Thawing ice makes the Alps grow
A 3-D ice-model of the Alps during Last Glacial Maximum. Credit: University of Potsdam, background model based on ESRI Germany data
The Alps are steadily “growing” by about one to two millimeters per year. Likewise, the formerly glaciated subcontinents of North America and Scandinavia are also undergoing constant upward movement. This is due to the fact that at the end of the Last Glacial Maximum (LGM) about 18,000 years ago, the glaciers melted, and with this, the former heavy pressure on the Earth’s surface diminished. The ice reacted rapidly to climate change at that time, whereas the Earth’s crust is still responding today to this relatively sudden ice melt.
During the LGM, the Alps were also coated with an ice cap that temporarily reached far into the alpine foreland. The extent of glaciation was much smaller here than on the subcontinents of North America and Scandinavia. This is why it was assumed for a long time that the retreat of the ice cap back then did not play a significant role in the steady uplifting of the Alps today. However, an international team with the participation of the GFZ scientists Dirk Scherler and Taylor Schildgen have now been able to show that the loss of the LGM ice cap still accounts for 90 percent of today’s uplifting of the Alps.

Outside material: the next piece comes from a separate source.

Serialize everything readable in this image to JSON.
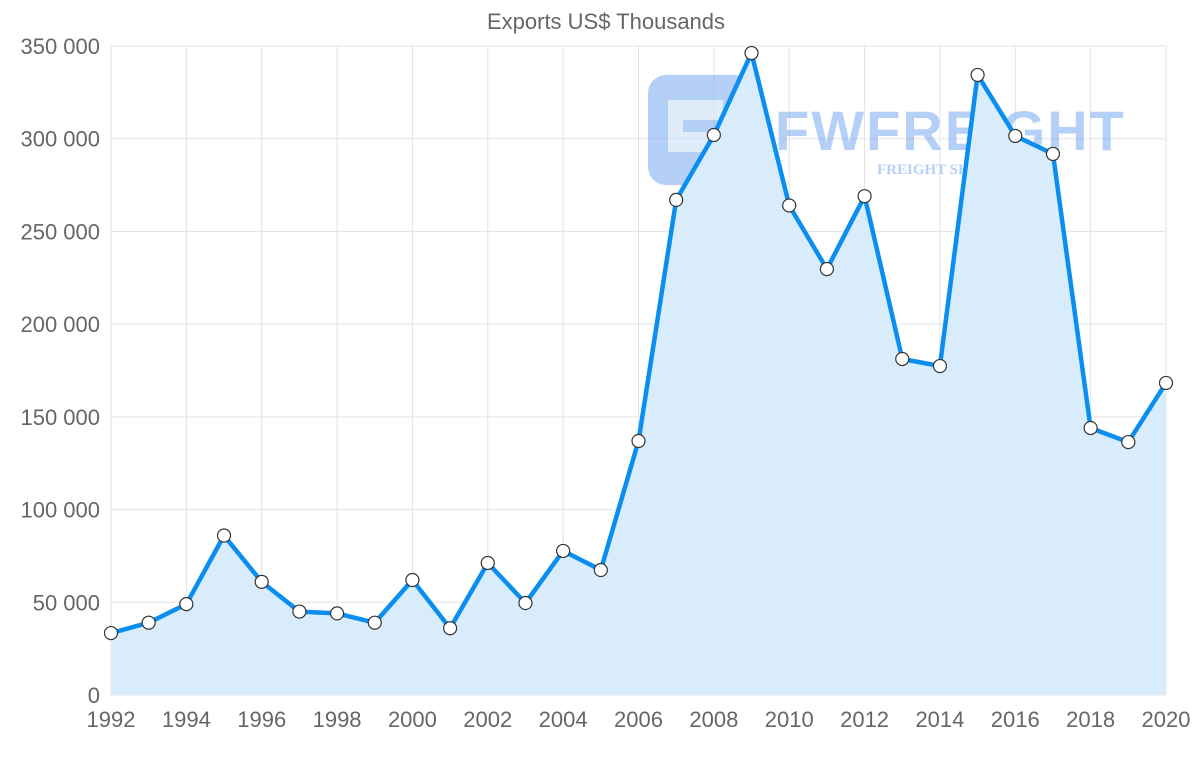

Vertical motions of the Earth’s crust are mainly caused by tectonic deformation due to movements of tectonic plates, volcanism, and unloading of water, ice and sediments. The movement of the crust can be measured by geodetic methods via satellites and ground stations. For old, tectonically stable continents like the subcontinents of North America and Scandinavia, it has been known for a long time that vertical motion is almost exclusively caused by the so called postglacial “rebound effect”—i.e. the upward motion of the crust due to the thawing of the glaciers. In young mountain belts such as the Alps, however, complex mechanisms come into play that mutually affect each other: The African Plate subducts below the Eurasian Plate, and the Adriatic Plate—a sub-plate of the African Plate—moves counterclockwise below the Eurasian Plate. Furthermore, as in Scandinavia and North America, there is unloading due to erosion and sediment transport, and deglaciation. The causes for today’s uplift of the Alps has been a matter of debate for over a quarter-century.